Myriam Grelard : On est très fatigués mais c’est le travail qui nous tient debout, je crois, entre les répétitions pour la pièce de la rentrée et les prestations, on bosse beaucoup !

François, vous vouliez jouer à Puget depuis longtemps, mais vous avez rencontré pas mal de difficultés. Pourquoi ?

Parce que nous sommes une association pugétoise récente, même si nous sommes dans le milieu depuis longtemps. La compagnie n’a qu’un an et demi d’existence. Au titre d’association pugétoise on a droit à une date par an dans la salle Victor Hugo. Cette date du 16 septembre on nous l’a octroyée il y a un an, donc on savait qu’on allait jouer mais on ne savait pas encore quoi ! On tenait cependant à y faire une création, donc on a a choisi « Irrésistible » de Fabrice Roger Lacan. On a un petit problème de reconnaissance locale, ce qui est « entendu » c’est surtout association, pas « compagnie de théâtre pro ». Donc on avait quelque chose à prouver. On a mis le paquet avec cette création, dans la grande salle !

Magali c’est toi qui mets en scène cette pièce, tu peux nous en dire un peu plus sur le contenu ?

La pièce est une affaire de couple, avec deux personnes dans la quarantaine. La femme rentre juste d’un rendez-vous qu’elle vient d’avoir avec un auteur qu’elle vénère depuis l’âge de 14 ans. Et son compagnon l’attend, il bout depuis deux ou trois semaines, et il a envie de lui poser des milliards de questions. Il a tellement peur de ce que va devenir la situation, il essaie de rentrer dans sa tête, de savoir ce qu’elle ressent. Il finit par la pousser vers un autre rendez-vous, parce qu’il a peur de ne pas maîtriser la situation.

C’est quel registre ?

Pour moi c’est du comique de situation, parce que c’est cocasse, comme histoire. C’est rare qu’un homme pousse sa femme en lui disant « va rejoindre le mec avec qui tu as toujours rêvé d’être, alors que moi je suis là comme un pauvre type depuis quatre ans, ne rentre pas dans un quotidien triste ». C’est une comédie, pleine de jeux de mots, très bien écrite. Il faut la jouer le plus simplement possible, le rire vient tout seul.

François, c’est une pièce récente ?

Elle a été créée en 2007, la première à la mettre en scène était Isabelle Nanty, avec dans les rôles principaux Virginie Ledoyen et Ari El Maleh.

Pourquoi cette pièce et pas une autre ?

Parce que F-R Lacan est un auteur qu’on aime beaucoup et qu’on a flashé sur cette pièce quand on l’a vue montée par une compagnie amie. On a adoré le texte, on voulait une pièce de cet auteur, alors on a cherché, et cette pièce a été un coup de foudre immédiat.
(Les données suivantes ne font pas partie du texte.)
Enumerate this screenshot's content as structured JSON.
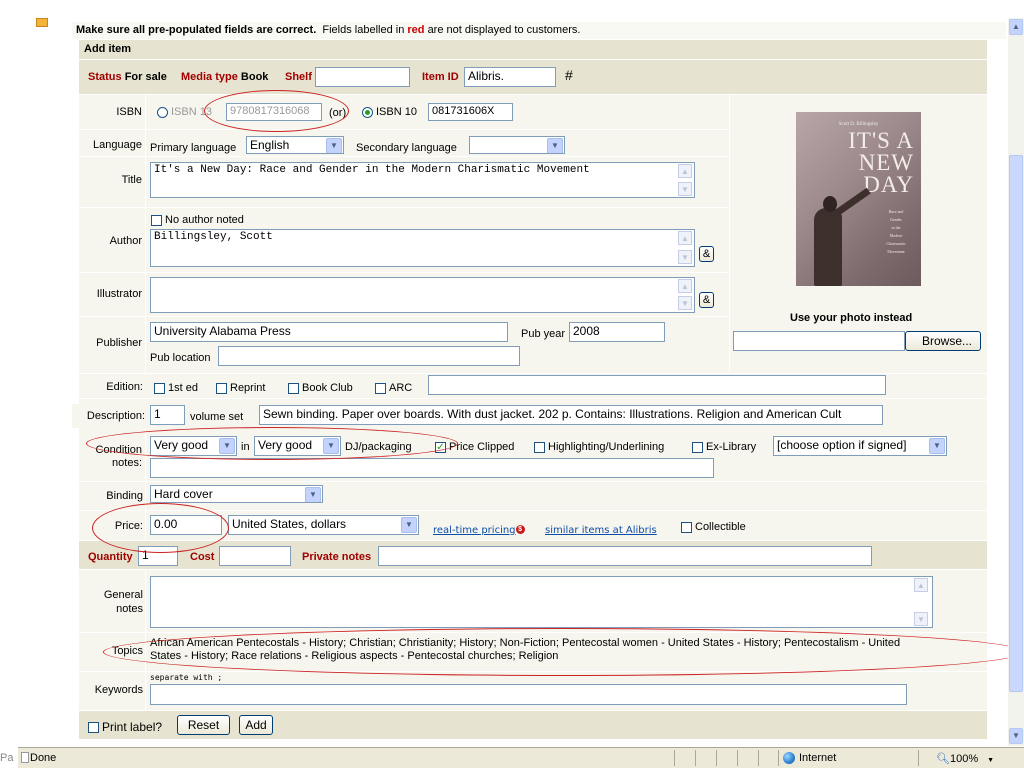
{
  "notice": {
    "bold": "Make sure all pre-populated fields are correct.",
    "text_a": "Fields labelled in",
    "text_red": "red",
    "text_b": "are not displayed to customers."
  },
  "form": {
    "header": "Add item",
    "status": {
      "label": "Status",
      "value": "For sale"
    },
    "media": {
      "label": "Media type",
      "value": "Book"
    },
    "shelf": {
      "label": "Shelf",
      "value": ""
    },
    "item_id": {
      "label": "Item ID",
      "value": "Alibris.",
      "hash": "#"
    },
    "isbn": {
      "label": "ISBN",
      "isbn13_label": "ISBN 13",
      "isbn13_value": "9780817316068",
      "or": "(or)",
      "isbn10_label": "ISBN 10",
      "isbn10_value": "081731606X"
    },
    "language": {
      "label": "Language",
      "primary_label": "Primary language",
      "primary_value": "English",
      "secondary_label": "Secondary language",
      "secondary_value": ""
    },
    "title": {
      "label": "Title",
      "value": "It's a New Day: Race and Gender in the Modern Charismatic Movement"
    },
    "author": {
      "label": "Author",
      "no_author": "No author noted",
      "value": "Billingsley, Scott",
      "amp": "&"
    },
    "illustrator": {
      "label": "Illustrator",
      "value": "",
      "amp": "&"
    },
    "publisher": {
      "label": "Publisher",
      "value": "University Alabama Press",
      "pub_year_label": "Pub year",
      "pub_year": "2008",
      "pub_location_label": "Pub location",
      "pub_location": ""
    },
    "edition": {
      "label": "Edition:",
      "options": [
        "1st ed",
        "Reprint",
        "Book Club",
        "ARC"
      ],
      "value": ""
    },
    "description": {
      "label": "Description:",
      "volumes": "1",
      "volume_label": "volume set",
      "value": "Sewn binding. Paper over boards. With dust jacket. 202 p. Contains: Illustrations. Religion and American Cult"
    },
    "condition": {
      "label_a": "Condition",
      "label_b": "notes:",
      "book": "Very good",
      "in": "in",
      "jacket": "Very good",
      "dj": "DJ/packaging",
      "checks": [
        "Price Clipped",
        "Highlighting/Underlining",
        "Ex-Library"
      ],
      "signed": "[choose option if signed]",
      "notes": ""
    },
    "binding": {
      "label": "Binding",
      "value": "Hard cover"
    },
    "price": {
      "label": "Price:",
      "value": "0.00",
      "currency": "United States, dollars",
      "realtime": "real-time pricing",
      "similar": "similar items at Alibris",
      "collectible": "Collectible"
    },
    "quantity": {
      "label": "Quantity",
      "value": "1",
      "cost_label": "Cost",
      "cost": "",
      "private_label": "Private notes",
      "private": ""
    },
    "general_notes": {
      "label_a": "General",
      "label_b": "notes",
      "value": ""
    },
    "topics": {
      "label": "Topics",
      "line1": "African American Pentecostals - History;  Christian;  Christianity;  History;  Non-Fiction;  Pentecostal women - United States - History;  Pentecostalism - United",
      "line2": "States - History;  Race relations - Religious aspects - Pentecostal churches;  Religion"
    },
    "keywords": {
      "label": "Keywords",
      "hint": "separate with ;",
      "value": ""
    },
    "footer": {
      "print_label": "Print label?",
      "reset": "Reset",
      "add": "Add"
    }
  },
  "cover": {
    "author": "Scott D. Billingsley",
    "title_l1": "IT'S A",
    "title_l2": "NEW",
    "title_l3": "DAY",
    "subtitle_l1": "Race and",
    "subtitle_l2": "Gender",
    "subtitle_l3": "in the",
    "subtitle_l4": "Modern",
    "subtitle_l5": "Charismatic",
    "subtitle_l6": "Movement",
    "photo_label": "Use your photo instead",
    "browse": "Browse..."
  },
  "statusbar": {
    "left_stub": "Pa",
    "status": "Done",
    "zone": "Internet",
    "zoom": "100%"
  }
}
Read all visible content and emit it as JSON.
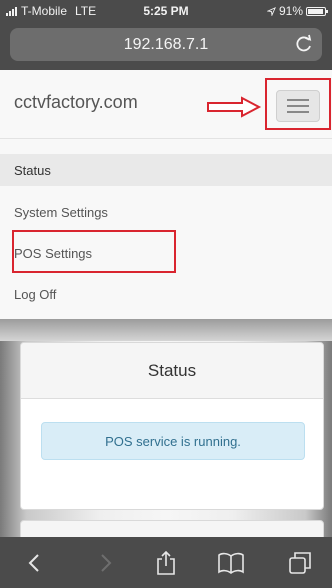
{
  "status_bar": {
    "carrier": "T-Mobile",
    "network": "LTE",
    "time": "5:25 PM",
    "battery": "91%",
    "battery_level": 0.91
  },
  "browser": {
    "url": "192.168.7.1"
  },
  "site": {
    "brand": "cctvfactory.com"
  },
  "nav": {
    "items": [
      {
        "label": "Status"
      },
      {
        "label": "System Settings"
      },
      {
        "label": "POS Settings"
      },
      {
        "label": "Log Off"
      }
    ]
  },
  "panel": {
    "title": "Status",
    "alert": "POS service is running."
  },
  "colors": {
    "highlight": "#d9252f",
    "alert_bg": "#d9edf7",
    "alert_text": "#31708f",
    "chrome": "#4b4b4b"
  },
  "icons": {
    "reload": "reload-icon",
    "menu": "hamburger-menu-icon",
    "arrow": "right-arrow-icon",
    "back": "back-chevron-icon",
    "forward": "forward-chevron-icon",
    "share": "share-icon",
    "bookmarks": "book-icon",
    "tabs": "tabs-icon"
  }
}
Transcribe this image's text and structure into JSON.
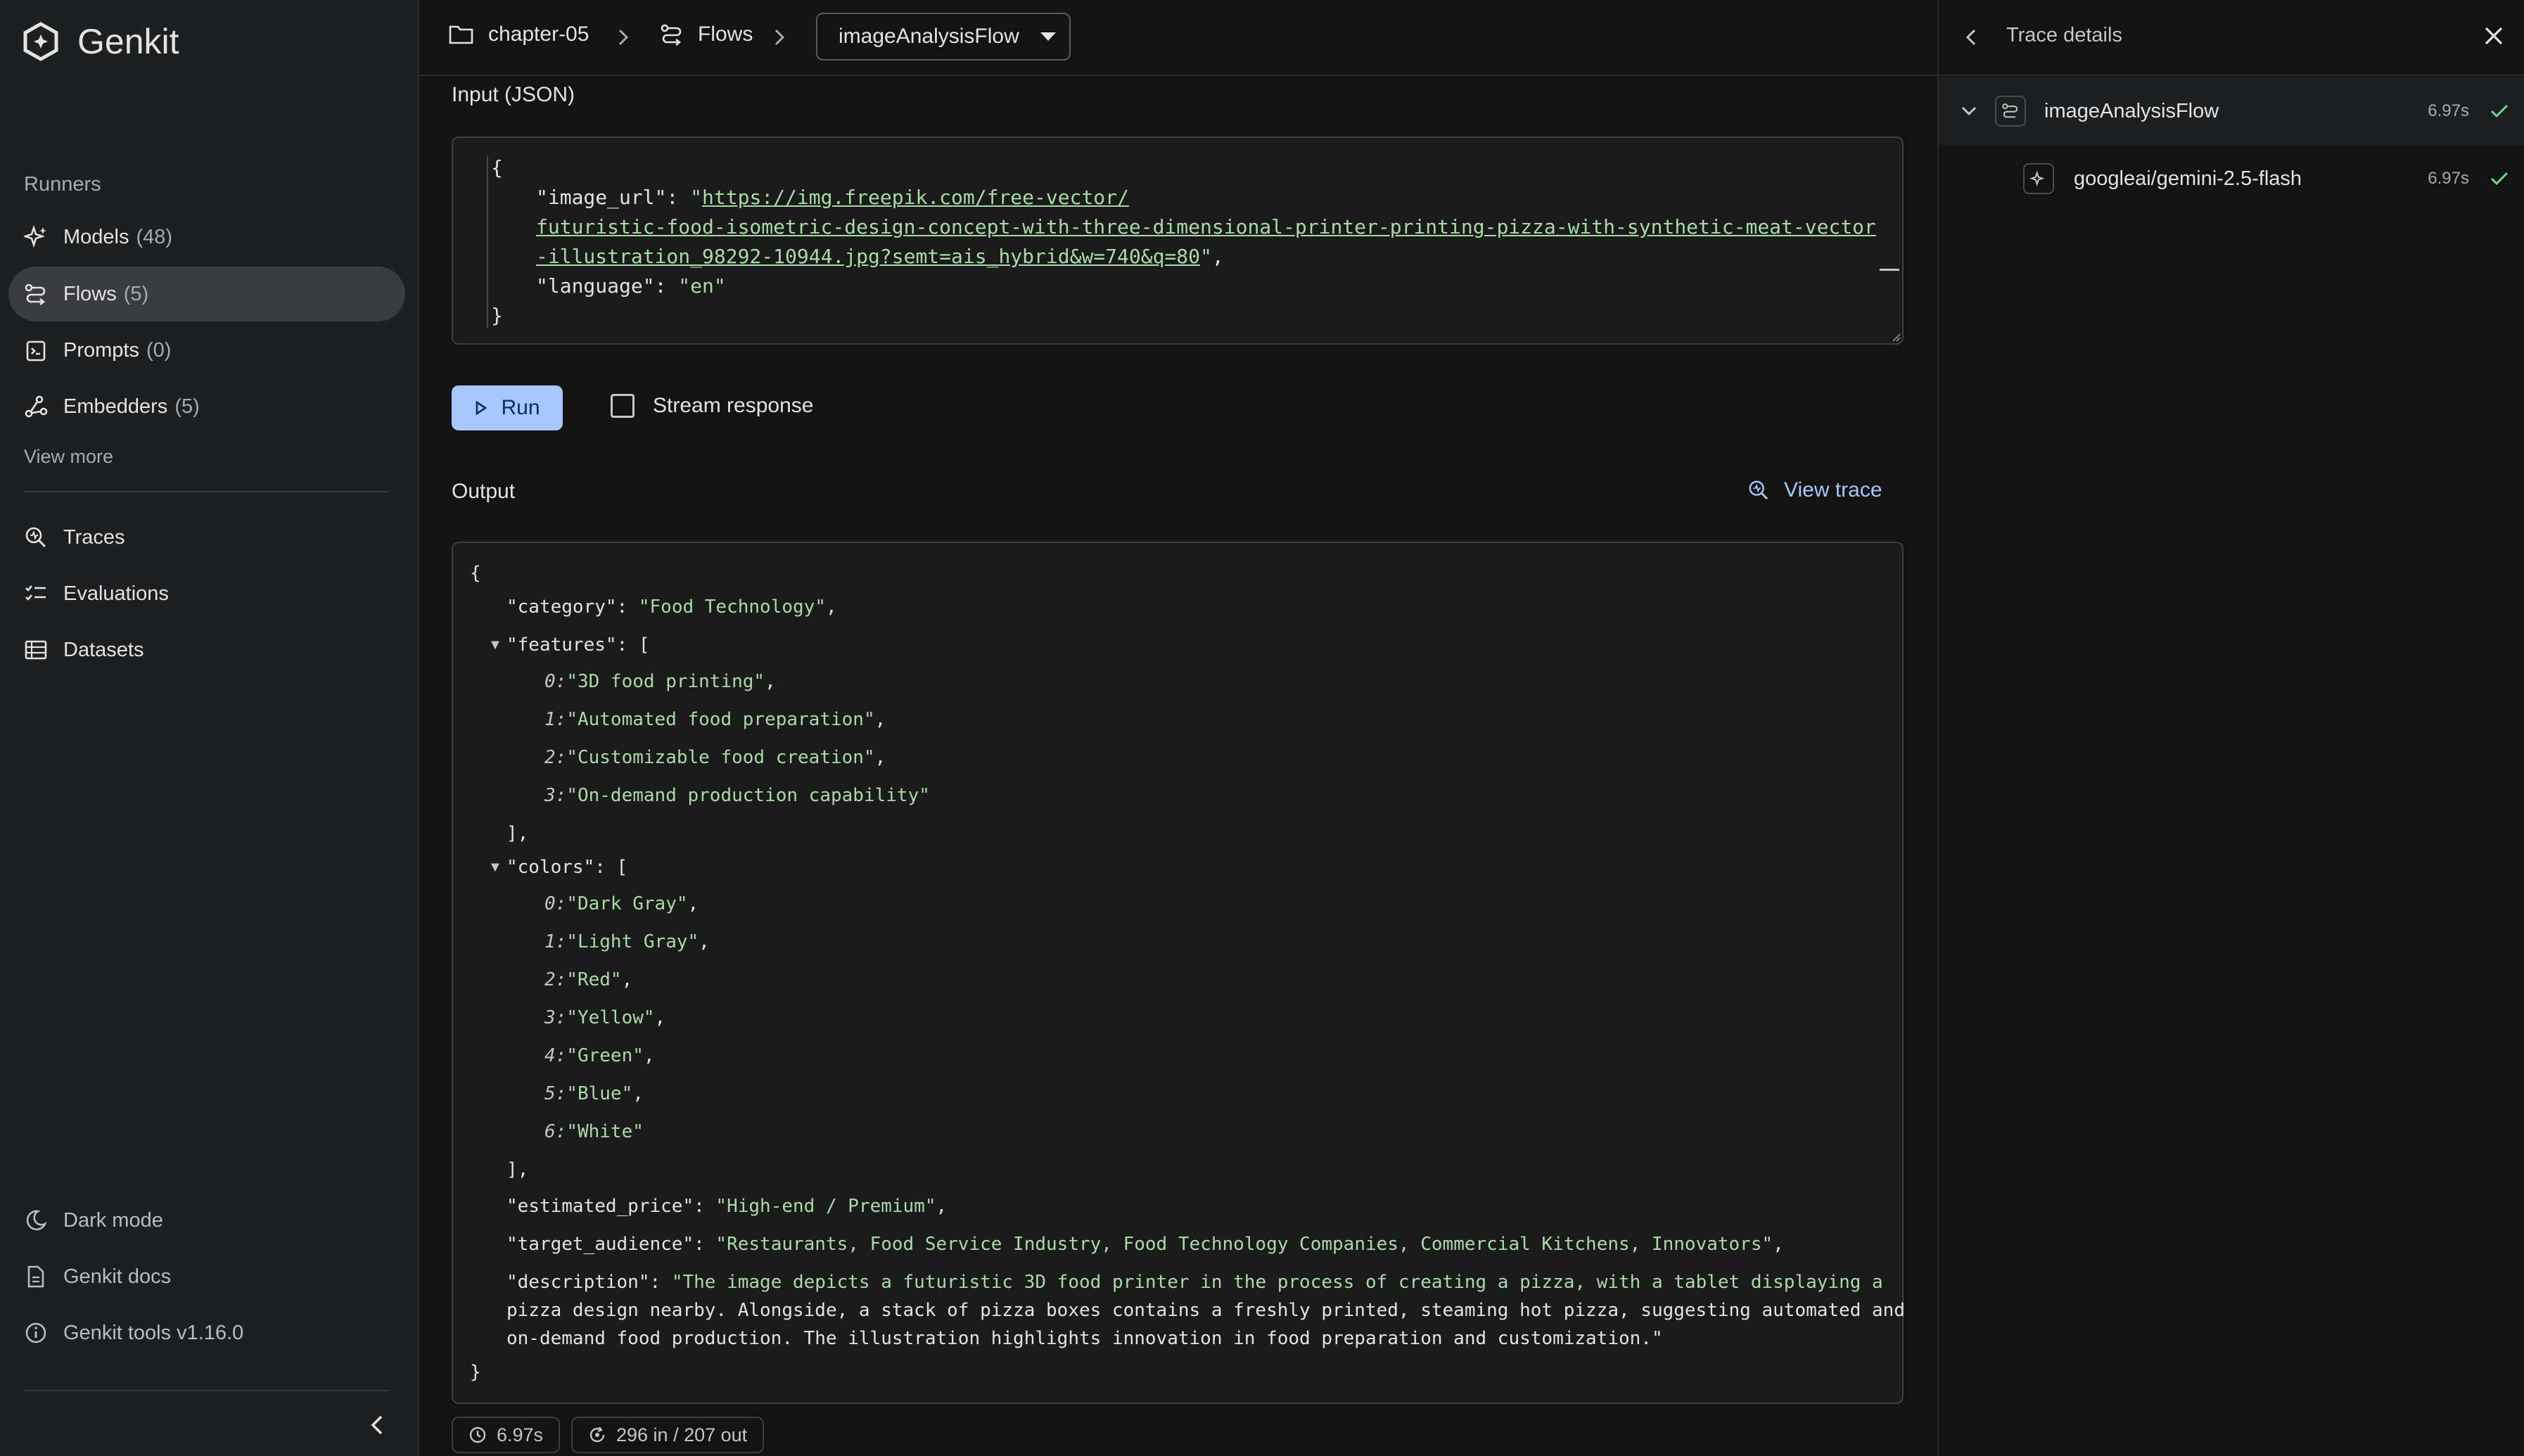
{
  "app": {
    "name": "Genkit"
  },
  "sidebar": {
    "runners_title": "Runners",
    "items": [
      {
        "label": "Models",
        "count": "(48)",
        "icon": "sparkle-icon"
      },
      {
        "label": "Flows",
        "count": "(5)",
        "icon": "flow-icon",
        "active": true
      },
      {
        "label": "Prompts",
        "count": "(0)",
        "icon": "prompt-icon"
      },
      {
        "label": "Embedders",
        "count": "(5)",
        "icon": "embedder-icon"
      }
    ],
    "view_more": "View more",
    "tools": [
      {
        "label": "Traces",
        "icon": "trace-search-icon"
      },
      {
        "label": "Evaluations",
        "icon": "checklist-icon"
      },
      {
        "label": "Datasets",
        "icon": "dataset-icon"
      }
    ],
    "footer": [
      {
        "label": "Dark mode",
        "icon": "moon-icon"
      },
      {
        "label": "Genkit docs",
        "icon": "document-icon"
      },
      {
        "label": "Genkit tools v1.16.0",
        "icon": "info-icon"
      }
    ]
  },
  "breadcrumb": {
    "project": "chapter-05",
    "section": "Flows",
    "flow": "imageAnalysisFlow"
  },
  "input": {
    "label": "Input (JSON)",
    "open": "{",
    "close": "}",
    "image_url_key": "\"image_url\": ",
    "image_url_line1": "https://img.freepik.com/free-vector/",
    "image_url_line2": "futuristic-food-isometric-design-concept-with-three-dimensional-printer-printing-pizza-with-synthetic-meat-vector",
    "image_url_line3": "-illustration_98292-10944.jpg?semt=ais_hybrid&w=740&q=80",
    "language_key": "\"language\": ",
    "language_value": "\"en\""
  },
  "controls": {
    "run_label": "Run",
    "stream_label": "Stream response"
  },
  "output": {
    "label": "Output",
    "view_trace": "View trace",
    "category_key": "\"category\"",
    "category_value": "\"Food Technology\"",
    "features_key": "\"features\"",
    "features": [
      "\"3D food printing\"",
      "\"Automated food preparation\"",
      "\"Customizable food creation\"",
      "\"On-demand production capability\""
    ],
    "colors_key": "\"colors\"",
    "colors": [
      "\"Dark Gray\"",
      "\"Light Gray\"",
      "\"Red\"",
      "\"Yellow\"",
      "\"Green\"",
      "\"Blue\"",
      "\"White\""
    ],
    "price_key": "\"estimated_price\"",
    "price_value": "\"High-end / Premium\"",
    "audience_key": "\"target_audience\"",
    "audience_value": "\"Restaurants, Food Service Industry, Food Technology Companies, Commercial Kitchens, Innovators\"",
    "description_key": "\"description\"",
    "description_line1": "\"The image depicts a futuristic 3D food printer in the process of creating a pizza, with a tablet displaying a",
    "description_line2": "pizza design nearby. Alongside, a stack of pizza boxes contains a freshly printed, steaming hot pizza, suggesting automated and",
    "description_line3": "on-demand food production. The illustration highlights innovation in food preparation and customization.\""
  },
  "stats": {
    "duration": "6.97s",
    "tokens": "296 in / 207 out"
  },
  "trace": {
    "title": "Trace details",
    "spans": [
      {
        "name": "imageAnalysisFlow",
        "time": "6.97s",
        "status": "success"
      },
      {
        "name": "googleai/gemini-2.5-flash",
        "time": "6.97s",
        "status": "success"
      }
    ]
  },
  "colors": {
    "accent": "#a8c7fa",
    "string": "#a8dba6",
    "success": "#6dd58c",
    "background": "#131314",
    "sidebar": "#1e1f20"
  }
}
Myriam, le fait de n’être que eux en scène, c’est difficile ?

C’est beaucoup de travail parce qu’il y a beaucoup de texte à apprendre, évidemment. Mais j’aime bien, la complicité et l’affrontement entre deux personnages. Je préfère les pièces intimistes avec une distribution réduite. On pense qu’on ne va pas arriver à tout mémoriser, au début, et puis même si ça prend du temps ça finit par rentrer.

Magali, mettre en scène seulement deux personnages te complique la tâche ?

Il faut créer une chorégraphie des corps, la mise en scène c’est de la géométrie dans l’espace. Il faut que la scène soit vivante, que les positons des comédiens portent le texte.

François, quelle va être l’histoire de « Irrésisitible »? Vous n’allez pas la jouer qu’une seule fois ?

On espère faire la même chose qu’avec « Le Bonheur », la jouer partout ! On a déjà des dates, à Aix et à Draguignan. On va profiter de cette première pour filmer le teaser, inviter tous les programmateurs qu’on connaît. Notre réseau s’est étendu ces derniers temps, on a même joué au Maroc, on va y retourner.